Don't look now, but the Minnesota Golden Gophers are 6-1 and currently fourth in the admittedly weak Big Ten Conference. While this may not seem that big of a deal to the untrained eye, it is quite an achievement for a team that went 1-11 in 2007, easily the worst statistical season in the school's 124-year history of the football program.
For a team that generally finishes in the lower half of its conference and hasn't won its conference since 1967, had a Heisman Trophy candidate since Bruce Smith (no, not that one) in 1941, or had a player in the College Football Hall of Fame since 1962, this is quite an accomplishment.
Even though they haven't won anything yet.
At 6-1, coming off two consecutive conference wins over Indiana at home (their first conference win in nine tries dating back to 2006) and in Champaign, Illinois over the much-overrated Juice Williams and his Illinois team, the Gophers are already bowl eligible. How many other teams can say that?
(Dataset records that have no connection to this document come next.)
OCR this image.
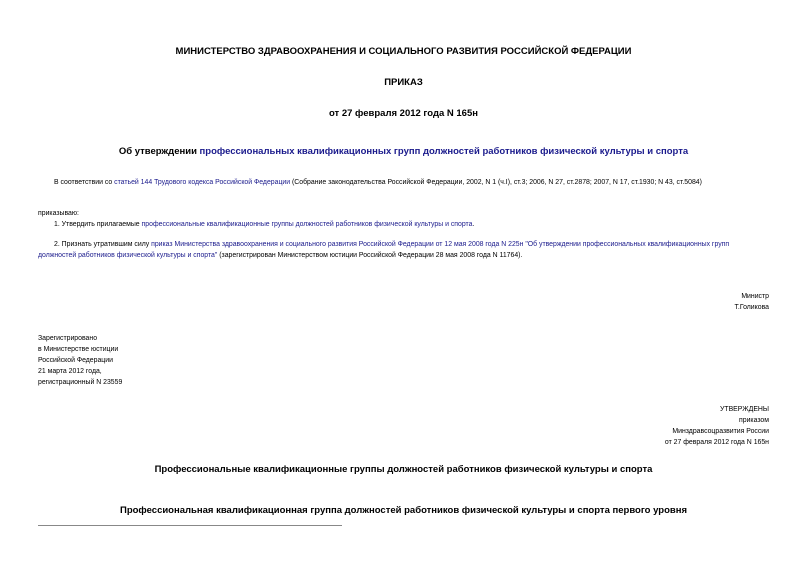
МИНИСТЕРСТВО ЗДРАВООХРАНЕНИЯ И СОЦИАЛЬНОГО РАЗВИТИЯ РОССИЙСКОЙ ФЕДЕРАЦИИ
ПРИКАЗ
от 27 февраля 2012 года N 165н
Об утверждении профессиональных квалификационных групп должностей работников физической культуры и спорта
В соответствии со статьей 144 Трудового кодекса Российской Федерации (Собрание законодательства Российской Федерации, 2002, N 1 (ч.I), ст.3; 2006, N 27, ст.2878; 2007, N 17, ст.1930; N 43, ст.5084)
приказываю:
1. Утвердить прилагаемые профессиональные квалификационные группы должностей работников физической культуры и спорта.
2. Признать утратившим силу приказ Министерства здравоохранения и социального развития Российской Федерации от 12 мая 2008 года N 225н "Об утверждении профессиональных квалификационных групп
должностей работников физической культуры и спорта" (зарегистрирован Министерством юстиции Российской Федерации 28 мая 2008 года N 11764).
Министр
Т.Голикова
Зарегистрировано
в Министерстве юстиции
Российской Федерации
21 марта 2012 года,
регистрационный N 23559
УТВЕРЖДЕНЫ
приказом
Минздравсоцразвития России
от 27 февраля 2012 года N 165н
Профессиональные квалификационные группы должностей работников физической культуры и спорта
Профессиональная квалификационная группа должностей работников физической культуры и спорта первого уровня
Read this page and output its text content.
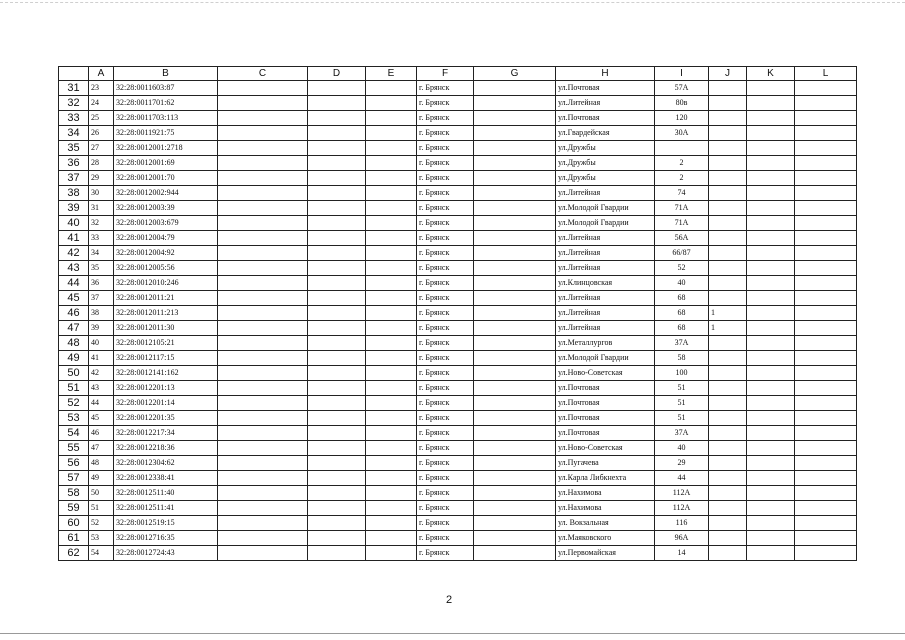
	A	B	C	D	E	F	G	H	I	J	K	L
31	23	32:28:0011603:87				г. Брянск		ул.Почтовая	57А			
32	24	32:28:0011701:62				г. Брянск		ул.Литейная	80в			
33	25	32:28:0011703:113				г. Брянск		ул.Почтовая	120			
34	26	32:28:0011921:75				г. Брянск		ул.Гвардейская	30А			
35	27	32:28:0012001:2718				г. Брянск		ул.Дружбы				
36	28	32:28:0012001:69				г. Брянск		ул.Дружбы	2			
37	29	32:28:0012001:70				г. Брянск		ул.Дружбы	2			
38	30	32:28:0012002:944				г. Брянск		ул.Литейная	74			
39	31	32:28:0012003:39				г. Брянск		ул.Молодой Гвардии	71А			
40	32	32:28:0012003:679				г. Брянск		ул.Молодой Гвардии	71А			
41	33	32:28:0012004:79				г. Брянск		ул.Литейная	56А			
42	34	32:28:0012004:92				г. Брянск		ул.Литейная	66/87			
43	35	32:28:0012005:56				г. Брянск		ул.Литейная	52			
44	36	32:28:0012010:246				г. Брянск		ул.Клинцовская	40			
45	37	32:28:0012011:21				г. Брянск		ул.Литейная	68			
46	38	32:28:0012011:213				г. Брянск		ул.Литейная	68	1		
47	39	32:28:0012011:30				г. Брянск		ул.Литейная	68	1		
48	40	32:28:0012105:21				г. Брянск		ул.Металлургов	37А			
49	41	32:28:0012117:15				г. Брянск		ул.Молодой Гвардии	58			
50	42	32:28:0012141:162				г. Брянск		ул.Ново-Советская	100			
51	43	32:28:0012201:13				г. Брянск		ул.Почтовая	51			
52	44	32:28:0012201:14				г. Брянск		ул.Почтовая	51			
53	45	32:28:0012201:35				г. Брянск		ул.Почтовая	51			
54	46	32:28:0012217:34				г. Брянск		ул.Почтовая	37А			
55	47	32:28:0012218:36				г. Брянск		ул.Ново-Советская	40			
56	48	32:28:0012304:62				г. Брянск		ул.Пугачева	29			
57	49	32:28:0012338:41				г. Брянск		ул.Карла Либкнехта	44			
58	50	32:28:0012511:40				г. Брянск		ул.Нахимова	112А			
59	51	32:28:0012511:41				г. Брянск		ул.Нахимова	112А			
60	52	32:28:0012519:15				г. Брянск		ул. Вокзальная	116			
61	53	32:28:0012716:35				г. Брянск		ул.Маяковского	96А			
62	54	32:28:0012724:43				г. Брянск		ул.Первомайская	14			
2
While they will likely need seven to be assured of a bowl, their favorable schedule appears to make that a formality—and a lot more. It's easy to point out that they haven't beat a ranked team yet and are unranked themselves, but that time is coming.
The Gophers got two gifts in skipping Penn State and Michigan State and Javon Ringer entirely, and their conference is most notably down this year.
Michigan, coming off their most recent embarrassing game against subpar competition in losing to Toledo in the once-famed "Big House" in Ann Arbor, is clearly on the decline. Ohio State still has games to play at Michigan State and Penn State that could decide their conference fate.
Ironically, it could come down to Northwestern vs. Minnesota on Nov. 8 to decide who will finish second in the division behind my pick, Penn State.
Why is second place so important? First, if last year is any indication, second place could be good enough for the fabled Rose Bowl, just as Illinois represented the Big Ten last year. Next, with one win last year, an improvement of 9-10 games is not out of the question.
Minnesota's last five games are:
Home vs. Northwestern
Home vs. Michigan
AT (On?) Wisconsin
Home vs. Iowa
It is not inconceivable in this down year for the conference to believe that Minnesota could finish 10-2 or 11-1. If that happens, Minnesota, which hasn't had a National Coach of the Year since 1960, would have a great candidate in second-year coach Tim Brewster and a virtual lock for Big Ten Coach of the Year.
To understand the Gophers' seemingly quick turnaround, it all starts, and ends, with Brewster, who arrived on the scene with no head coaching experience. He was hired Jan. 17, 2007 to little national media fanfare.
Known as a master recruiter and talent evaluator, Brewster was able to land a top 25 recruiting class in 2007 by focusing on keeping in-state talent, well, IN STATE.
While this may seem like a no-brainer to fans and programs like Southern Cal or Florida, Minnesota typically has had the displeasure of watching homegrown players like Wayzata, Minnesota native James Laurinaitis, whom blindly loyal alum Kirk Herbstreit can't get enough of, star in other places such as Ohio State.
Imagine if Laurinaitis had donned the Maroon and Gold. Mark May, we hardly knew ye. Minnesota also wouldn't have suffered through the aforementioned one-win campaign last year.
Brewster was able to pinpoint the quick turnaround to the fact that in 2009, for the first time in over 25 years, Minnesota will open TCF Bank Stadium, a brand new state of the art facility in downtown Minneapolis, which he was able to effectively use as a recruiting tool.
Minnesota's class is already paying dividends with the addition of St. Paul (MN) native and running back Shady Solomon, for example, and California native DeLeon Eskridge.
Mix in Cold Spring, Minnesota junior Eric Decker, the nation's leading receiver, and it's not hard to fathom the team finishing on an extremely high note, injuries and sense of overachieving notwithstanding. If there was ever a year, this could be it.
Pretty impressive for a school that has only gone to 12 bowl games in its entire history.
Get on the bandwagon while there is still room.